Mrs. Dalziel and Milly came and pleaded with me after that, and tried to frighten me into going with them; but, as Milly burst out desperately at last, I was "as hard as nails." Tony had told them nothing, I found, about the failure of our experiment or the identity of Monsieur Mars. I well understood why, and was grateful—grateful for that and for many things; most of all for bringing me to Belgium, and neither grudging nor regretting what he had done. So, as a lover, Tony went out of my life; but as a friend, he never can go.

I had no time to cry or feel lonely, or tell myself what a beast I'd been, after the three had reluctantly left me to my fate; for when I went back on duty after the good-byes, it was to find that I had been sent for to hasten to the principal ward. Monsieur Mars was being delirious in English, and the doctors and nurses understood too little of the language to know whether he were merely babbling or pouring forth important information.

There Eagle lay in his narrow, white bed, clean and pale, with his head swathed in bandages, a very different man from the grimy, bloodstained vision that had flashed on me a few hours before. The merest stranger who had ever seen Captain March would have deserved no credit for recognizing him now.

The nurses waited eagerly for me to translate his mutterings; but he only mumbled again and again, "It's all over, all over!"
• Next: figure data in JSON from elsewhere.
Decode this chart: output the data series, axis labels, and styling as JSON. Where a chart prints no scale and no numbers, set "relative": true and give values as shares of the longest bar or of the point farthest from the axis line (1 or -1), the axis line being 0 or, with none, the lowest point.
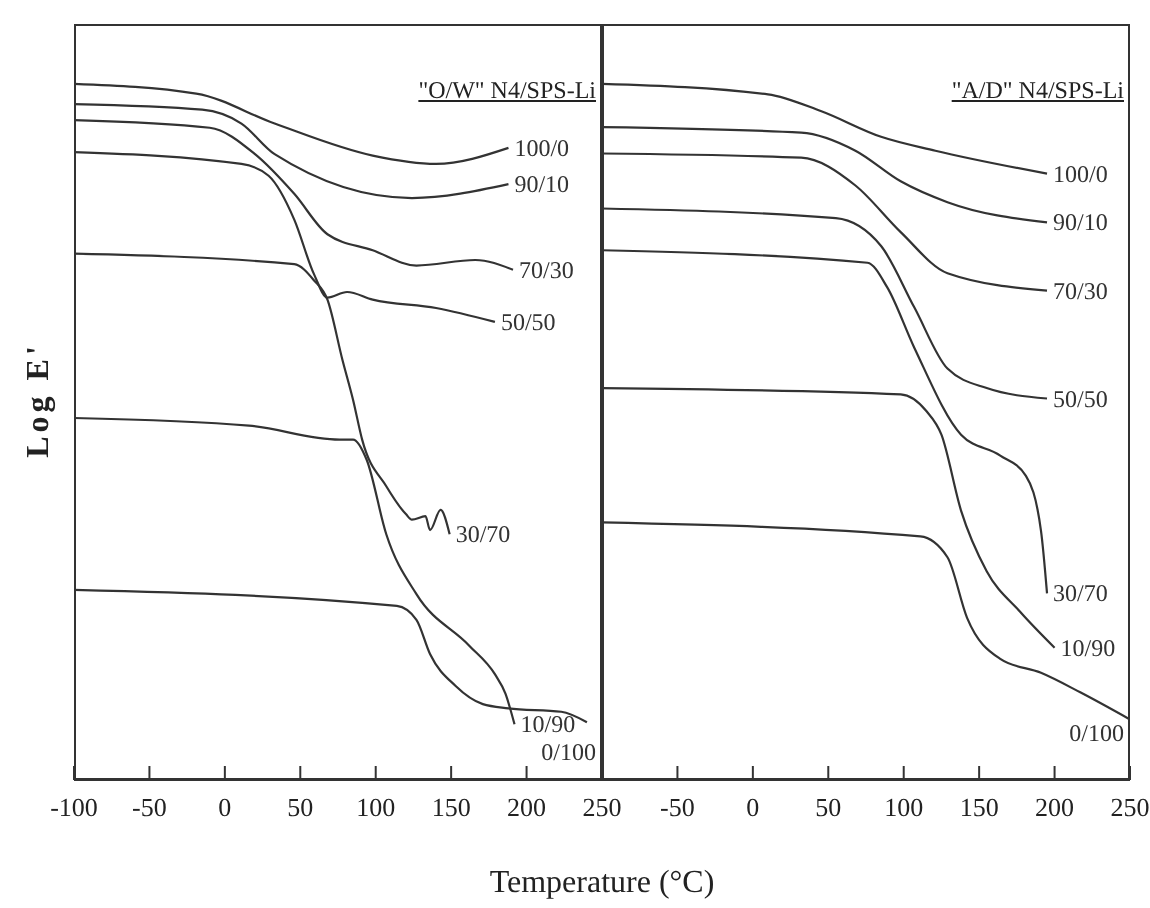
{
  "chart_data": [
    {
      "type": "line",
      "title": "\"O/W\" N4/SPS-Li",
      "xlabel": "Temperature (°C)",
      "ylabel": "Log E'",
      "relative": true,
      "marker": "none",
      "xlim": [
        -100,
        250
      ],
      "xticks": [
        -100,
        -50,
        0,
        50,
        100,
        150,
        200,
        250
      ],
      "series": [
        {
          "name": "100/0",
          "color": "#333333",
          "x": [
            -100,
            -19,
            33,
            98,
            140,
            188
          ],
          "values": [
            1.0,
            0.986,
            0.943,
            0.897,
            0.885,
            0.908
          ]
        },
        {
          "name": "90/10",
          "color": "#333333",
          "x": [
            -100,
            -15,
            11,
            33,
            124,
            188
          ],
          "values": [
            0.971,
            0.963,
            0.943,
            0.899,
            0.836,
            0.856
          ]
        },
        {
          "name": "70/30",
          "color": "#333333",
          "x": [
            -100,
            -10,
            20,
            46,
            68,
            98,
            127,
            166,
            191
          ],
          "values": [
            0.948,
            0.937,
            0.899,
            0.842,
            0.784,
            0.761,
            0.739,
            0.747,
            0.733
          ]
        },
        {
          "name": "50/50",
          "color": "#333333",
          "x": [
            -100,
            11,
            29,
            46,
            59,
            68,
            81,
            98,
            140,
            179
          ],
          "values": [
            0.902,
            0.885,
            0.868,
            0.805,
            0.727,
            0.693,
            0.701,
            0.69,
            0.678,
            0.658
          ]
        },
        {
          "name": "30/70",
          "color": "#333333",
          "x": [
            -100,
            46,
            59,
            68,
            78,
            85,
            91,
            107,
            120,
            124,
            133,
            136,
            143,
            149
          ],
          "values": [
            0.756,
            0.741,
            0.718,
            0.69,
            0.603,
            0.546,
            0.489,
            0.422,
            0.382,
            0.374,
            0.379,
            0.359,
            0.388,
            0.353
          ]
        },
        {
          "name": "10/90",
          "color": "#333333",
          "x": [
            -100,
            16,
            76,
            85,
            94,
            107,
            127,
            162,
            179,
            186,
            192
          ],
          "values": [
            0.52,
            0.509,
            0.489,
            0.489,
            0.46,
            0.353,
            0.267,
            0.193,
            0.152,
            0.124,
            0.08
          ]
        },
        {
          "name": "0/100",
          "color": "#333333",
          "x": [
            -100,
            114,
            127,
            136,
            153,
            171,
            188,
            223,
            240
          ],
          "values": [
            0.273,
            0.25,
            0.23,
            0.181,
            0.135,
            0.109,
            0.103,
            0.098,
            0.083
          ]
        }
      ]
    },
    {
      "type": "line",
      "title": "\"A/D\" N4/SPS-Li",
      "relative": true,
      "marker": "none",
      "xlim": [
        -100,
        250
      ],
      "xticks": [
        -50,
        0,
        50,
        100,
        150,
        200,
        250
      ],
      "series": [
        {
          "name": "100/0",
          "color": "#333333",
          "x": [
            -100,
            10,
            45,
            85,
            121,
            195
          ],
          "values": [
            1.0,
            0.985,
            0.961,
            0.924,
            0.904,
            0.871
          ]
        },
        {
          "name": "90/10",
          "color": "#333333",
          "x": [
            -100,
            32,
            68,
            98,
            129,
            195
          ],
          "values": [
            0.938,
            0.93,
            0.904,
            0.86,
            0.83,
            0.801
          ]
        },
        {
          "name": "70/30",
          "color": "#333333",
          "x": [
            -100,
            32,
            68,
            98,
            129,
            195
          ],
          "values": [
            0.9,
            0.894,
            0.854,
            0.787,
            0.728,
            0.703
          ]
        },
        {
          "name": "50/50",
          "color": "#333333",
          "x": [
            -100,
            55,
            85,
            107,
            129,
            155,
            195
          ],
          "values": [
            0.821,
            0.807,
            0.767,
            0.679,
            0.591,
            0.563,
            0.548
          ]
        },
        {
          "name": "30/70",
          "color": "#333333",
          "x": [
            -100,
            76,
            89,
            107,
            138,
            164,
            181,
            191,
            195
          ],
          "values": [
            0.761,
            0.743,
            0.708,
            0.621,
            0.496,
            0.466,
            0.437,
            0.358,
            0.268
          ]
        },
        {
          "name": "10/90",
          "color": "#333333",
          "x": [
            -100,
            98,
            115,
            125,
            138,
            155,
            177,
            200
          ],
          "values": [
            0.563,
            0.554,
            0.53,
            0.496,
            0.387,
            0.3,
            0.242,
            0.19
          ]
        },
        {
          "name": "0/100",
          "color": "#333333",
          "x": [
            -100,
            111,
            129,
            142,
            164,
            191,
            217,
            250
          ],
          "values": [
            0.37,
            0.35,
            0.32,
            0.233,
            0.174,
            0.154,
            0.126,
            0.087
          ]
        }
      ]
    }
  ]
}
If I could guess at a sad hidden meaning for the words, it was one which need not be handed on to others; and I proved so broken a reed as a translator that I expected to receive marching orders, right-about face. Strange to say, however, though his eyes were half closed and he seemed to see nothing, know nothing that went on around him, after I had spoken in a low tone to his nurse Eagle stopped muttering. For a moment he appeared to listen, and then with a deep sigh as if of relief from pain or some heavy anxiety, the half-open eyelids closed. The slight frown which had drawn his brows together slowly faded away. He had the air of being at rest.